Partway through the day, the judge, Army Colonel James L. Pohl, asked wearily, “Why is this so hard?” The hearing was expected to be a two- to three-hour proceeding, but it had already passed that mark and nothing much had been accomplished. Instead, a parade of oddities had set the tone for a morning that included surprises, interruptions and challenges to the court itself. From the newly henna-dyed beard of Khalid Sheikh Mohammed to the prosthetic leg of Walid bin Attash, brought into the courtroom after the defendant himself was seated, to the wearing of the traditional Muslim abaya by a female defense attorney, this courtroom scene was neither orderly nor ordinary. Instead, it was a bitter standoff in which the defense attorneys challenged the court at every turn, causing the day’s session to last 13 hours.
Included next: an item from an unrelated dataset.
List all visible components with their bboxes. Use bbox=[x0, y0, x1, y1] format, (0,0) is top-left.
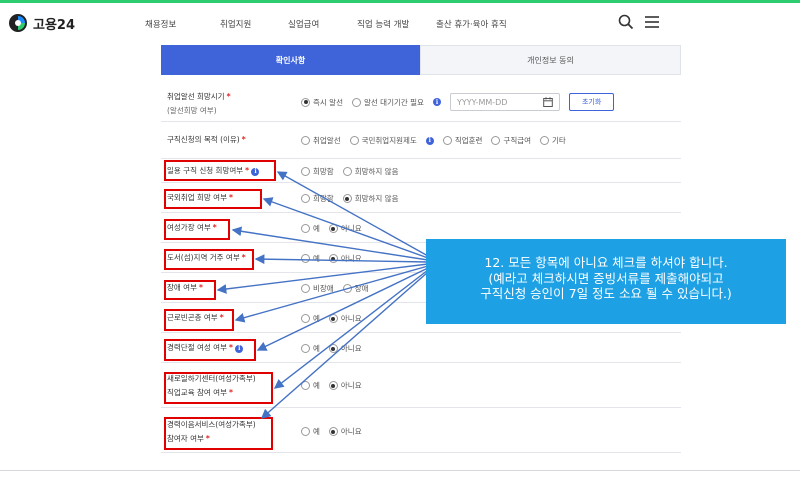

The five defendants—Khalid Sheikh Mohammed, Walid Muhammad Salih bin Attash, Ramzi Binalshibh, Ali Abd al-Aziz Ali and Mustafa Ahmed al-Hawsawi—set the tone, refusing to look up at the judge or to wear headphones in order to hear the translated proceedings. But it was their defense attorneys who gave voice to the protest that was brewing. There were, all told, ten such attorneys present in the courtroom. Both civilian and military lawyers, they were there to represent the five co-defendants. They began by explaining that the commissions were off to an unfair start. They were not talking about legal issues at this point; they were talking about the physical comfort of the defendants. Khalid Sheikh Mohammed and Ali Abd al-Aziz Ali had not been allowed to wear the vest and turban provided by their attorneys; bin Attash had been brought to the courtroom, unexpectedly, in shackles. And as for the headsets, as KSM’s lawyer, David Nevin, explained, his client’s refusal to wear them “has to do with the torture that was imposed upon him.” Bin Attash’s attorney, Cheryl Bormann, clad in her abaya, made it clear that this wasn’t just a matter of past mistreatment: “What happened to these men this morning has affected their ability to focus on the proceedings at hand….”
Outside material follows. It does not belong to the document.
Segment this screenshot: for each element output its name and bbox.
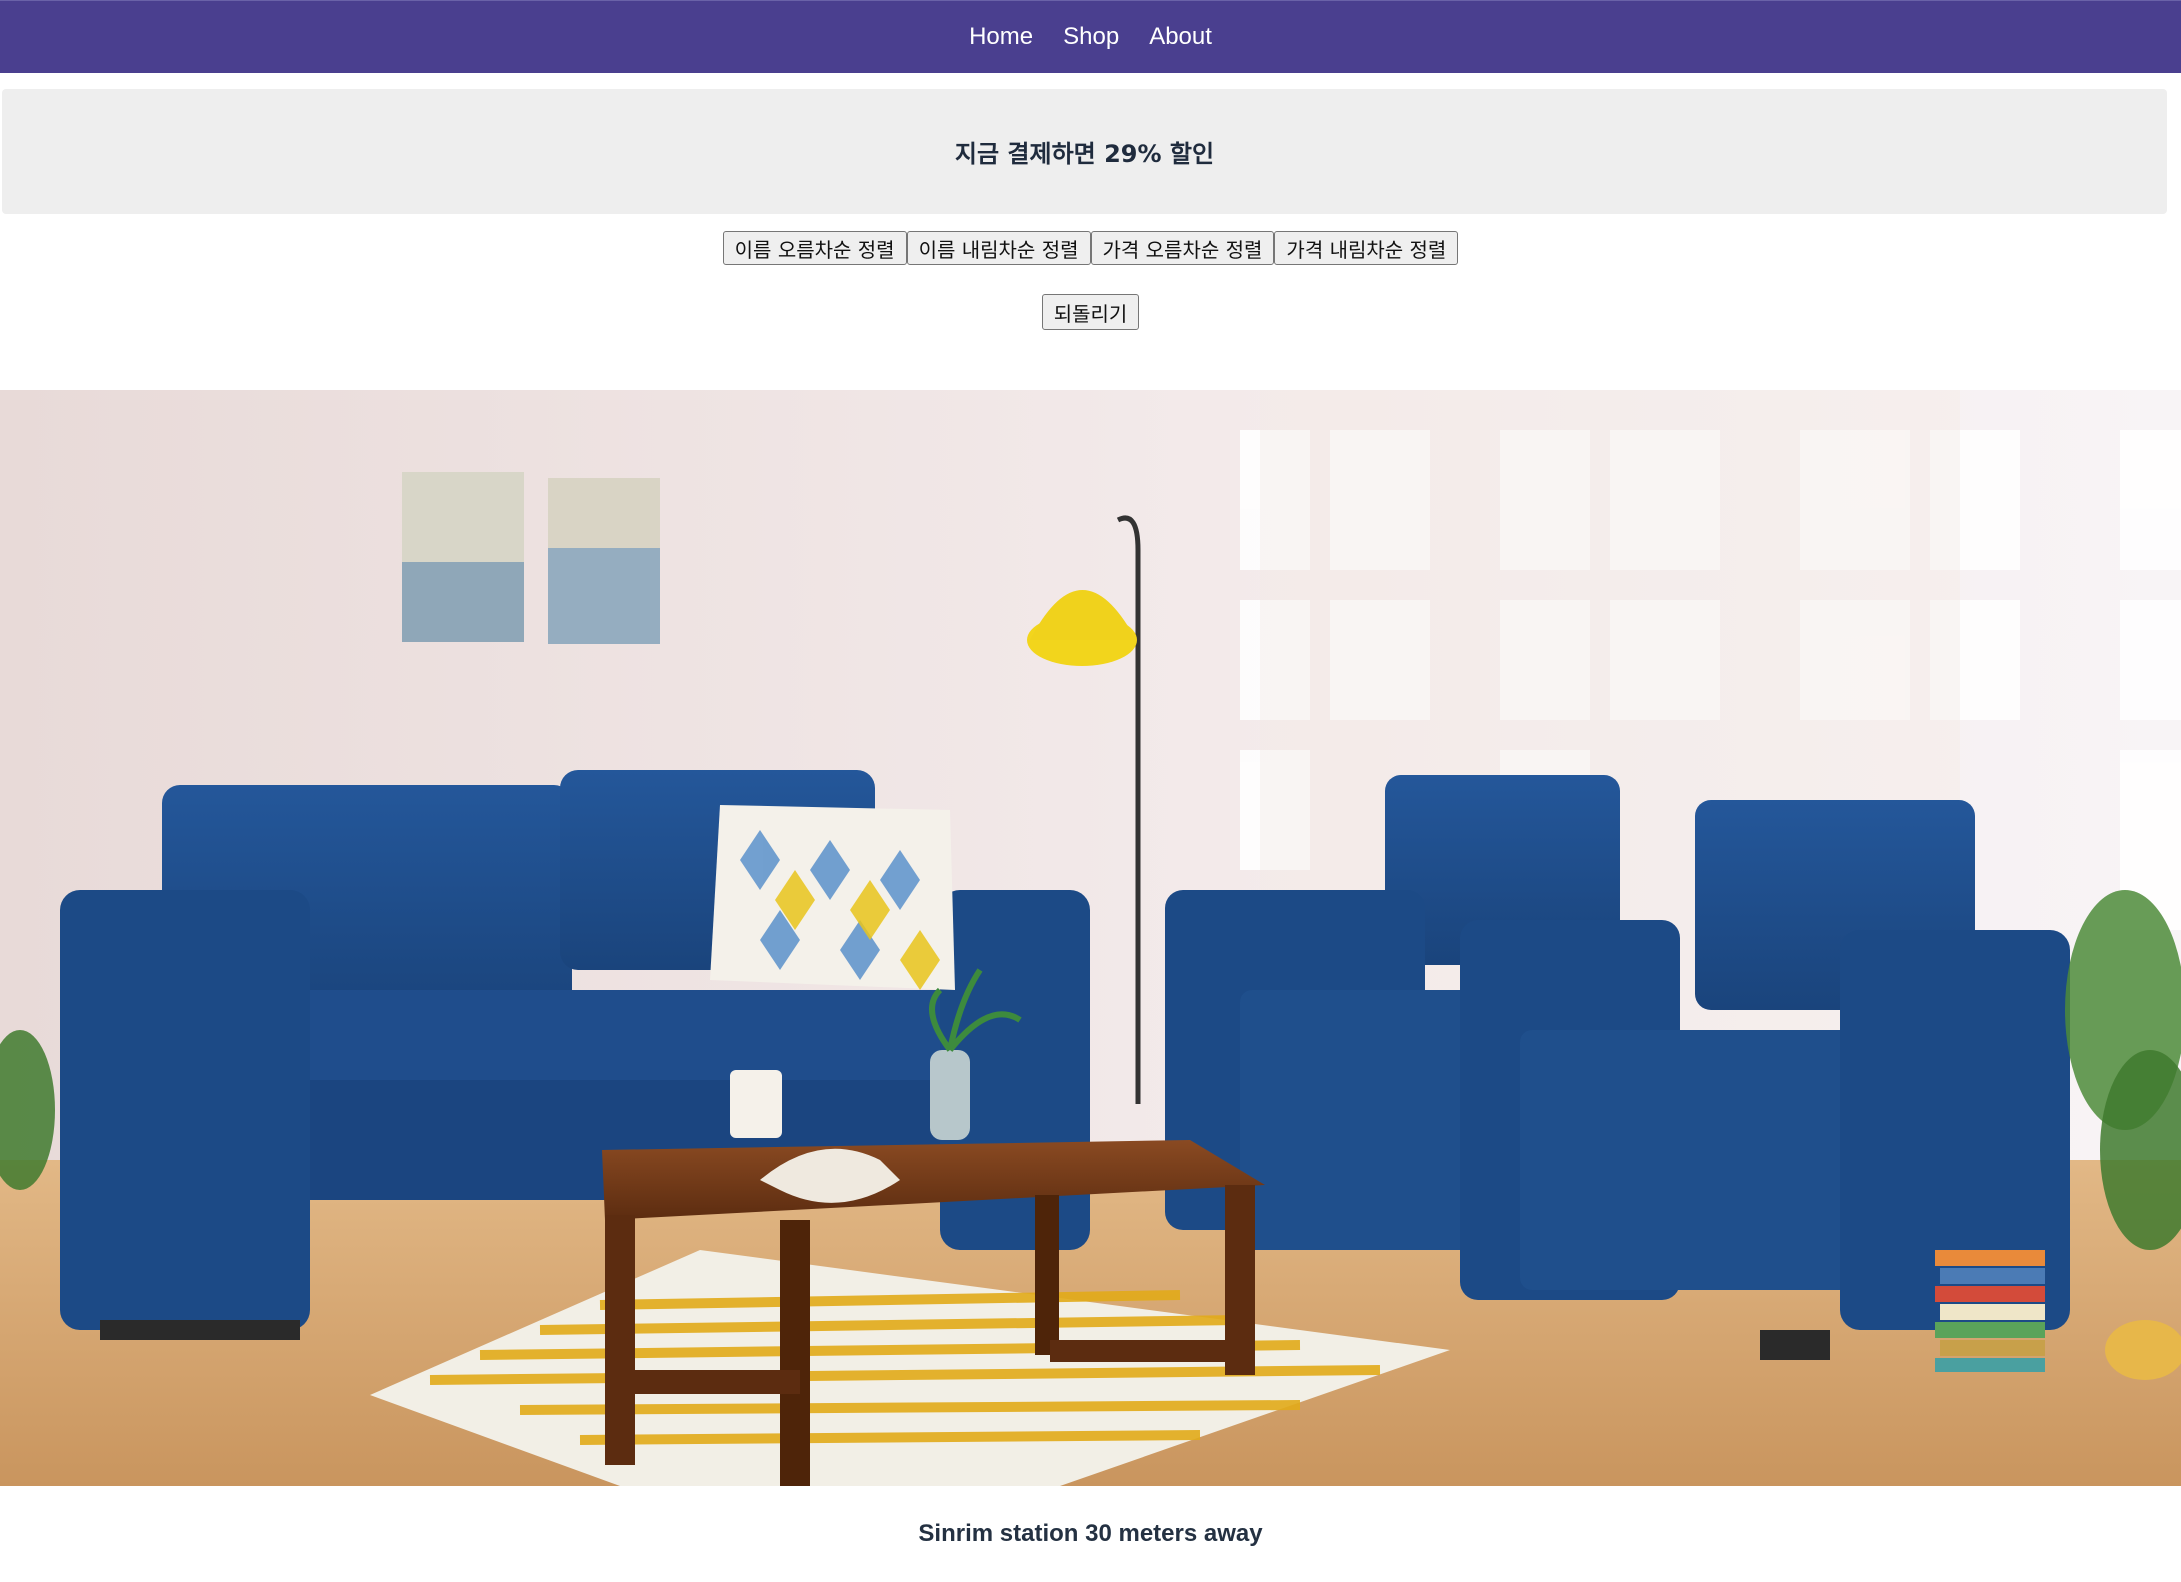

The lawyers then turned to the crux of their frustration: their inability to properly represent their clients. At every point they could, they identified those factors that had  “interfered with our ability to perform our duties competently.” It was a litany of obstacles that had frustrated the defense since the Obama administration’s decision just over a year ago to mount these trials by military commission rather than in federal civilian courts. A significant lack of resources, an absence of sufficient translators, plus the tight constraints on attorney-client communications had all “severely restricted” their ability to perform their duties, the lawyers explained. 

Overall, the larger point they were trying to make, issue after issue, was that these were not Article III courts, the federal civilian courts in which these defendants were originally slated to be tried.  Commander Walter Ruiz, the Navy lawyer representing al-Hawsawi, made the point crystal clear as he explained in a lengthy statement that one solution to the impasse created by the defendants’ unwillingness to elect counsel at the hearing would be to “proceed with what we do in federal courts.”

All of this comes on the heels of the public relations tour that the chief prosecutor, Mark Martins, has made over the past few months, enumerating in legal and academic settings the many “ways in which reformed military commissions are comparable to federal courts in their incorporation of all of the fundamental guarantees of a fair and just trial demanded by our values.”

If nothing else, the defense attorneys’ objections at Saturday’s proceedings challenged that claim. It’s hard to say just how much their tactics were coordinated prior to the hearing or how much they improvised, taking their cues from the defendants.   

The most surprising part of Saturday’s hearing, to those unfamiliar with courts-martial proceedings, was the voir dire of Judge Pohl. Unlike federal court judges, military judges are not professional judges appointed for life terms, insulated from political pressures and experienced in the practice of constitutional law. As a result, their qualifications—their experience, their independence of mind and their competence—are questioned in the voir dire process.

For hours—in fact, the bulk of the day—the attorneys were invited to question him on his qualifications. The questions included ones that clearly expressed the attorneys’ dissatisfaction and frustration with the commissions: “What are your politics?” “What do you read?” But there were also questions about Pohl’s qualifications in terms of knowledge and experience: “Have you ever practiced law in a civilian court?” “Have you ever judged a case in an Article III court?” “Have you ever handled a case involving more than 20,000 pages of discovery?” Pohl’s answers revealed that he’s had limited experience with capital cases, almost no experience with complex litigation, little experience with ruling on constitutional issues and, in general, very little exposure to the federal court system that Martins has promised these commissions will approximate. All told, the message was clear: if the judge doesn’t have Article III court experience, if he is subservient to the Convening Authority and to the military for his job and his future, how can the proceedings possibly be compared to those in federal courts?

Contrary to Martins’s assertions at a press conference after the hearing, the voir dire didn’t demonstrate the strength of the military commissions system; in fact, it revealed its biggest flaw. Challenging a judge beyond his allowable comfort zone is unthinkable in federal court. Each and every attorney has a simple choice: be respectful or be removed—even punished. In the military commissions system, there is no such control. If the silence of the defendants or the vocal protests of their lawyers proclaimed the differences between the two systems, the voir dire illustrated it beyond a reasonable doubt. As if to cement the degree to which they were willing to push their protest, the attorneys insisted—despite the very late hour—that the judge read out all of the charges. “In twelve years of being a judge, this is the first time I’ve heard counsel wanting them to be read,” Pohl observed, unable to avoid a two-and-a-half-hour formal reading of the counts against the defendants.

From the moment Eric Holder announced that Khalid Sheikh Mohammed would be coming to New York for trial, a debate has raged over whether the 9/11 defendants and other “high-value detainees” at Guantánamo should receive civilian or military trials. But it’s surprising how deeply the debate has become embedded in the military commissions system itself. If Saturday is any indication, each and every step of these trials stands to be overwhelmed by the internal contradictions of this system, and the trials themselves will be a platform for vigorous challenges to the commissions’ validity.